In August every year, teachers—just like kids—get  excited about the opening of school. They go into their classrooms in the sweltering heat to arrange the furniture, decorate the walls, organize seating charts and other materials, and most of all, to plan their units of instruction. It’s not unlike preparing for the arrival of a newborn. You get the classroom ready and then start imagining all the wonderful  adventures in learning that you’re going to experience with your students, most of whom are still, at this point, abstract.

I am not immune to the exhilaration of August either.  Last year, when I accepted my new position as a full-time instructional coach for my district, I joked with colleagues that this was “voluntary amputation.”  I said that because I knew that I would miss being in the classroom, even though I was—and am—excited about this new opportunity.  I thought I was being funny, talking about dismemberment, but my quip was more on target than I realized.

I have a phantom limb.

During the Civil War–and probably before that–amputees began reporting that they could feel sensations in their missing arms or legs. Today the phenomenon is well known.  No one knows for sure what causes the phantom limb sensation—some neuroscientists think the feelings are evidence of the brain reorganizing itself—but the illusion of feeling in a severed body part is real and widely experienced.

A few days ago, a colleague recommended a link to a great site for art, history, and science visuals to me and all my colleagues in the English Department on our Facebook group site. My mind started spinning, and soon I had a long list in my head of ways to use these images.

Then, while we were driving home from vacation last week, I read an apt and amusing editorial in the New York Times out loud to my husband: Auto Crrect Ths. The article was about the author’s  frustration with “auto correct” and his ruminations on the trend toward loss of spelling skills. I thought it would make a good starting place for a discussion in my College Composition class about the importance—or unimportance—of competence in spelling.  I couldn’t resist the urge: I emailed the article to my colleagues.
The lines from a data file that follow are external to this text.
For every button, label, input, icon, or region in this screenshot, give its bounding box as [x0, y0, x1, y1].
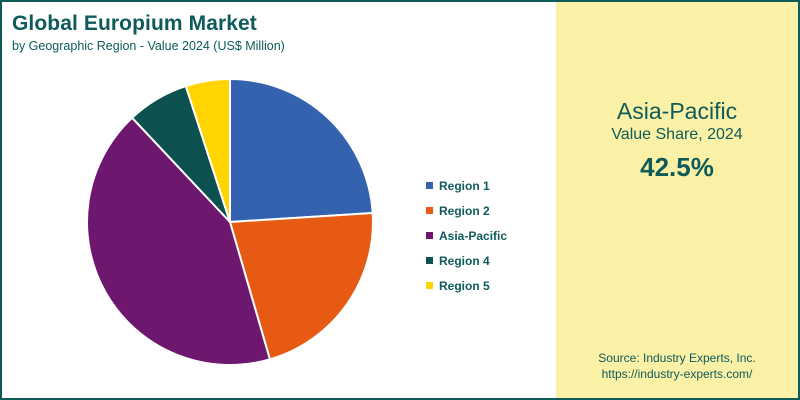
legend-label: Region 1: [439, 178, 490, 193]
legend-swatch: [426, 257, 433, 264]
pie-slice-region-5: [184, 77, 231, 223]
legend-swatch: [426, 207, 433, 214]
highlight-panel: Asia-Pacific Value Share, 2024 42.5% Sou…: [556, 2, 798, 398]
legend-swatch: [426, 282, 433, 289]
chart-title: Global Europium Market: [12, 12, 257, 35]
legend-label: Region 5: [439, 278, 490, 293]
legend-label: Region 2: [439, 203, 490, 218]
chart-legend: Region 1 Region 2 Asia-Pacific Region 4 …: [426, 173, 507, 298]
pie-slice-asia-pacific: [86, 116, 272, 366]
legend-item: Region 5: [426, 273, 507, 298]
legend-swatch: [426, 232, 433, 239]
source-note: Source: Industry Experts, Inc. https://i…: [556, 350, 798, 382]
legend-item: Region 4: [426, 248, 507, 273]
highlight-region: Asia-Pacific: [616, 98, 738, 124]
legend-swatch: [426, 182, 433, 189]
source-label: Source: Industry Experts, Inc.: [598, 351, 756, 365]
pie-slice-region-1: [229, 77, 374, 224]
source-link[interactable]: https://industry-experts.com/: [601, 367, 753, 381]
highlight-caption: Value Share, 2024: [611, 126, 743, 143]
legend-item: Region 2: [426, 198, 507, 223]
legend-item: Asia-Pacific: [426, 223, 507, 248]
legend-label: Region 4: [439, 253, 490, 268]
chart-subtitle: by Geographic Region - Value 2024 (US$ M…: [12, 39, 285, 53]
legend-item: Region 1: [426, 173, 507, 198]
pie-slice-region-2: [228, 211, 375, 361]
highlight-value: 42.5%: [640, 152, 714, 182]
legend-label: Asia-Pacific: [439, 228, 508, 243]
pie-chart: [86, 77, 375, 366]
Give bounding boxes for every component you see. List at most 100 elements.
Then I received a notification from an online educational products company hawking ready-to-purchase units organized around primary documents, the use of which is a huge component of the new Common Core State Standards that everyone is scrambling to understand and implement. The units looked pretty good—perusing them gave me ideas for organizing my own instructional units.

These and other starting places for new units of instruction (or enhancements for existing ones) get me pretty excited.  But each time I feel my heart racing and my cheeks turning pink from the thrill of anticipated academic adventure, the phantom limb phenomenon brings me up short. I remember that I won’t be in the classroom this year.

Still, just as the severed limbs seem more real to amputees than their intact ones, teaching my 9th graders, my American Lit classes, and my seniors in College Comp seems more real to me than what I’ll be doing next.  To be honest, I don’t know what to expect.  That’s why, as I begin in my new position, I’m going to resume this blog by describing some of my past experiences as a teacher and sharing some instructional strategies that have worked for me.  And, since my new job is all about passing along  experiences and strategies, this is fitting.

I know I will be adding to an already huge store of creative teaching strategies for To Kill a Mockingbird, but I’m going to start with some lessons from this modern classic, a book taught almost everywhere in the country. However, while the lessons are in the context of TKM (as English teachers often abbreviate it), the strategies are widely applicable. I hope they are helpful to someone.

You see? The excitement about learning, and the urge to construct units and share resources, ideas, and lesson plans doesn’t go away even when someone leaves the classroom.

You don’t believe me?  The colleague who sent the link to the visuals?  She retired last year, too. Guess we both have a phantom limb.